Les jeunes enfants s’habituent à vivre avec les autres au contact de différents groupes créés par leurs parents et leurs éducateurs, mais il arrive un moment où la vie sociale des enfants doit se développer comme ils l’entendent. Ce processus commence en général par les anniversaires : les enfants invitent leurs amis chez eux ou dans un endroit où ils puissent se réunir. Cela leur demande peu d’efforts - un peu plus aux parents ! - parce qu’ils connaissent déjà les personnes qu’ils ont invitées. L’épreuve de la sociabilité survient lorsqu’ils invitent des gens qu’ils ne connaissent pas ou presque pas, comme cela peut arriver à l’occasion d’un séjour d’été passé loin de chez eux. Elle se manifeste à l’adolescence, lorsqu’ils commencent à faire connaissance avec des personnes issues ni de leur lycée, ni de leur quartier. Il est bon d’organiser ou d’aider les enfants à organiser ces activités sociales, à condition de conserver le droit d’y être présent ou suffisamment proche pour déceler tout comportement qui ne serait pas “dans le ton”. Certains parents croient qu’ils ne doivent jamais être présents quand les ainés invitent leurs amis chez eux, mais ils ont tort. Evidemment, il ne s’agit pas d’être constamment présent, mais le fait de se joindre à eux de temps en temps, en les interrogeant sur leurs opinions, en les faisant réfléchir, peut les aider dans leurs relations mutuelles.

D’autres part, il importe d’être au courant d’autres initiatives, activités de clubs, excursions paroissiales, pouvant convenir aux enfants, afin de les encourager à participer à des groupes de personnes moins familières, tout en restant dans un climat de confiance.

Et il en va de même pour les fêtes organisées par leurs amis. Il serait imprudent de laisser des adolescents se rendre à une fête en sachant que ni les parents, ni aucune personne de confiance n’y seront présents. Le problème n’est pas d’avoir ou non confiance en ses propres enfants, mais d’assumer la responsabilité que l’on a de faire en sorte que les conditions dans lesquelles nos enfants vont en connaître d’autres soient optimales. Le fait de se préoccuper de l’ambiance peut et doit aussi s’appliquer aux activités sociales des parents.

 

Sociabilité et solidarité

Au terme de cette réflexion sur la vertu de sociabilité, il semble opportun d’apporter un éclaircissement sur ses rapports avec la solidarité, car ce dernier concept est aujourd’hui très à la mode. Normalement, on entend par solidarité le soutien mutuel de plusieurs personnes ayant des intérêts communs pour maintenir ou revendiquer leurs droits. De cette façon, la solidarité d’un groupe de personnes se heurte automatiquement à celle d’un autre groupe, et le concept se trouve limité à quelque chose d’exclusiviste et de provisoire.
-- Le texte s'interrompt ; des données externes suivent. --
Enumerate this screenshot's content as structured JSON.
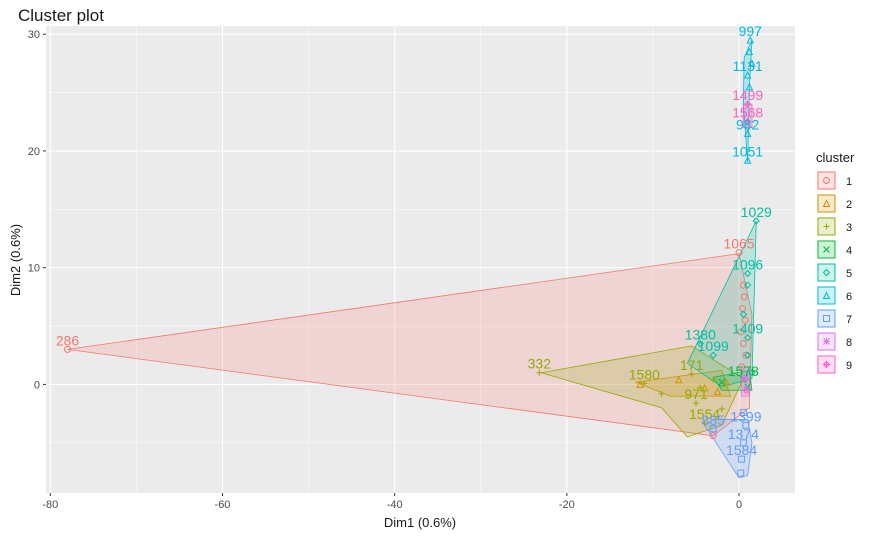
{
  "chart_data": {
    "type": "scatter",
    "title": "Cluster plot",
    "xlabel": "Dim1 (0.6%)",
    "ylabel": "Dim2 (0.6%)",
    "xlim": [
      -80.5,
      6.5
    ],
    "ylim": [
      -9.3,
      30.7
    ],
    "x_ticks": [
      -80,
      -60,
      -40,
      -20,
      0
    ],
    "y_ticks": [
      0,
      10,
      20,
      30
    ],
    "grid": true,
    "legend_title": "cluster",
    "legend_position": "right",
    "series": [
      {
        "name": "1",
        "color": "#F8766D",
        "symbol": "circle",
        "hull": [
          [
            -78,
            3
          ],
          [
            0,
            11.2
          ],
          [
            1.5,
            6
          ],
          [
            1.2,
            -2
          ],
          [
            -3,
            -4.4
          ]
        ],
        "points": [
          {
            "x": -78,
            "y": 3,
            "label": "286"
          },
          {
            "x": 0,
            "y": 11.3,
            "label": "1065"
          },
          {
            "x": 0.5,
            "y": 8.5,
            "label": ""
          },
          {
            "x": 0.6,
            "y": 7.5,
            "label": ""
          },
          {
            "x": 0.4,
            "y": 6.5,
            "label": ""
          },
          {
            "x": 0.7,
            "y": 5.5,
            "label": ""
          },
          {
            "x": 0.2,
            "y": 4.5,
            "label": ""
          },
          {
            "x": 0.5,
            "y": 3.5,
            "label": ""
          },
          {
            "x": 0.8,
            "y": 2.5,
            "label": ""
          },
          {
            "x": 0.3,
            "y": 1.5,
            "label": ""
          },
          {
            "x": 0.6,
            "y": 0.5,
            "label": ""
          },
          {
            "x": 0.9,
            "y": -0.5,
            "label": ""
          },
          {
            "x": -3,
            "y": -4.4,
            "label": ""
          }
        ]
      },
      {
        "name": "2",
        "color": "#D39200",
        "symbol": "triangle",
        "hull": [
          [
            -12,
            0.2
          ],
          [
            -2,
            1.2
          ],
          [
            -1,
            -1
          ],
          [
            -8,
            -1
          ]
        ],
        "points": [
          {
            "x": -11.5,
            "y": 0,
            "label": ""
          },
          {
            "x": -7,
            "y": 0.4,
            "label": ""
          },
          {
            "x": -4,
            "y": -0.3,
            "label": ""
          },
          {
            "x": -1.5,
            "y": 0.2,
            "label": ""
          },
          {
            "x": -2.5,
            "y": -0.6,
            "label": ""
          }
        ]
      },
      {
        "name": "3",
        "color": "#93AA00",
        "symbol": "plus",
        "hull": [
          [
            -23,
            1
          ],
          [
            -5.5,
            3.3
          ],
          [
            0.5,
            0.5
          ],
          [
            -2,
            -3.5
          ],
          [
            -6,
            -4.5
          ],
          [
            -9,
            -2
          ]
        ],
        "points": [
          {
            "x": -23.2,
            "y": 1,
            "label": "332"
          },
          {
            "x": -11,
            "y": 0.1,
            "label": "1580"
          },
          {
            "x": -9,
            "y": -0.8,
            "label": ""
          },
          {
            "x": -5.5,
            "y": 0.9,
            "label": "171"
          },
          {
            "x": -4.5,
            "y": -0.3,
            "label": ""
          },
          {
            "x": -3,
            "y": 0.4,
            "label": ""
          },
          {
            "x": -5,
            "y": -1.6,
            "label": "971"
          },
          {
            "x": -4,
            "y": -3.3,
            "label": "1554"
          },
          {
            "x": -2,
            "y": -2.1,
            "label": ""
          }
        ]
      },
      {
        "name": "4",
        "color": "#00BA38",
        "symbol": "x",
        "hull": [
          [
            -3,
            0.6
          ],
          [
            1.2,
            1.2
          ],
          [
            1.5,
            -0.5
          ],
          [
            -2,
            -0.5
          ]
        ],
        "points": [
          {
            "x": -2,
            "y": 0.2,
            "label": ""
          },
          {
            "x": 0.5,
            "y": 0.4,
            "label": "1578"
          },
          {
            "x": 1,
            "y": -0.2,
            "label": ""
          }
        ]
      },
      {
        "name": "5",
        "color": "#00C19F",
        "symbol": "diamond",
        "hull": [
          [
            2,
            14
          ],
          [
            -6,
            1.8
          ],
          [
            -2,
            -0.2
          ],
          [
            1.5,
            0.5
          ]
        ],
        "points": [
          {
            "x": 2,
            "y": 14,
            "label": "1029"
          },
          {
            "x": 1,
            "y": 9.5,
            "label": "1096"
          },
          {
            "x": 1,
            "y": 8.5,
            "label": ""
          },
          {
            "x": 0.5,
            "y": 6,
            "label": ""
          },
          {
            "x": 1,
            "y": 4,
            "label": "1409"
          },
          {
            "x": -4.5,
            "y": 3.5,
            "label": "1380"
          },
          {
            "x": -3,
            "y": 2.5,
            "label": "1099"
          },
          {
            "x": 1,
            "y": 2.5,
            "label": ""
          },
          {
            "x": 1.5,
            "y": 1,
            "label": ""
          }
        ]
      },
      {
        "name": "6",
        "color": "#00B9E3",
        "symbol": "square",
        "hull": [
          [
            1.5,
            29.5
          ],
          [
            1.2,
            25.5
          ],
          [
            1,
            19
          ],
          [
            0.5,
            24
          ],
          [
            0.6,
            28
          ]
        ],
        "points": [
          {
            "x": 1.3,
            "y": 29.5,
            "label": "997"
          },
          {
            "x": 1.2,
            "y": 28.5,
            "label": ""
          },
          {
            "x": 1.5,
            "y": 27.5,
            "label": ""
          },
          {
            "x": 1,
            "y": 26.5,
            "label": "1131"
          },
          {
            "x": 1.2,
            "y": 25.5,
            "label": ""
          },
          {
            "x": 1,
            "y": 21.5,
            "label": "982"
          },
          {
            "x": 1,
            "y": 19.2,
            "label": "1051"
          }
        ]
      },
      {
        "name": "7",
        "color": "#619CFF",
        "symbol": "square-open",
        "hull": [
          [
            -3,
            -3
          ],
          [
            1,
            -3
          ],
          [
            1.5,
            -5
          ],
          [
            1,
            -7.8
          ],
          [
            0,
            -8
          ],
          [
            -4,
            -3.5
          ]
        ],
        "points": [
          {
            "x": -3,
            "y": -3.8,
            "label": "885"
          },
          {
            "x": 0.5,
            "y": -2.4,
            "label": ""
          },
          {
            "x": 0.8,
            "y": -3.5,
            "label": "1399"
          },
          {
            "x": 0.5,
            "y": -5,
            "label": "1374"
          },
          {
            "x": 0.3,
            "y": -6.4,
            "label": "1584"
          },
          {
            "x": 0.2,
            "y": -7.6,
            "label": ""
          }
        ]
      },
      {
        "name": "8",
        "color": "#DB72FB",
        "symbol": "star",
        "hull": [
          [
            0.3,
            1.5
          ],
          [
            1.2,
            1.5
          ],
          [
            1.2,
            -1
          ],
          [
            0.3,
            -1
          ]
        ],
        "points": [
          {
            "x": 0.6,
            "y": 0.5,
            "label": ""
          },
          {
            "x": 0.9,
            "y": -0.4,
            "label": ""
          }
        ]
      },
      {
        "name": "9",
        "color": "#FF61C3",
        "symbol": "diamond-plus",
        "hull": [
          [
            0.5,
            24
          ],
          [
            1.5,
            24
          ],
          [
            1.5,
            22
          ],
          [
            0.5,
            22
          ]
        ],
        "points": [
          {
            "x": 1,
            "y": 24,
            "label": "1499"
          },
          {
            "x": 1,
            "y": 22.5,
            "label": "1568"
          }
        ]
      }
    ]
  }
}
Une fois le but atteint, il n’est plus nécessaire de continuer à être solidaire. La solidarité est ici comprise comme un moyen pour atteindre une fin limitée dans le temps. Néanmoins, elle peut être quelque chose de bien plus élevé. Pour ceux qui admettent la transcendance de l’homme et sa dépendance vis-à-vis de  Dieu, il s’agit davantage de fraternité humaine. L’unité d’origine, de nature et de destin, entre autres choses, nous permet de reconnaître le champ illimité que nous avons de nous joindre aux autres. En termes d’éducation, la solidarité conduit l’être humain à entrer en relation avec le plus de personnes possible afin de leur offrir le meilleur de lui-même. En ce sens l’on peut affirmer que “la solidarité est, au moins logiquement, antérieure à la sociabilité humaine. Les hommes ne sont pas solidaires parce qu’ils sont sociables, mais ils sont sociables parce qu’ils sont d’abord solidaires” .

D’après ce qui précède, on comprend que la solidarité doive se fonder sur un profond respect des autres. Et ce respect ne signifie pas seulement ne pas leur porter préjudice, mais aussi agir en leur faveur pour ne pas omettre de leur faire du bien.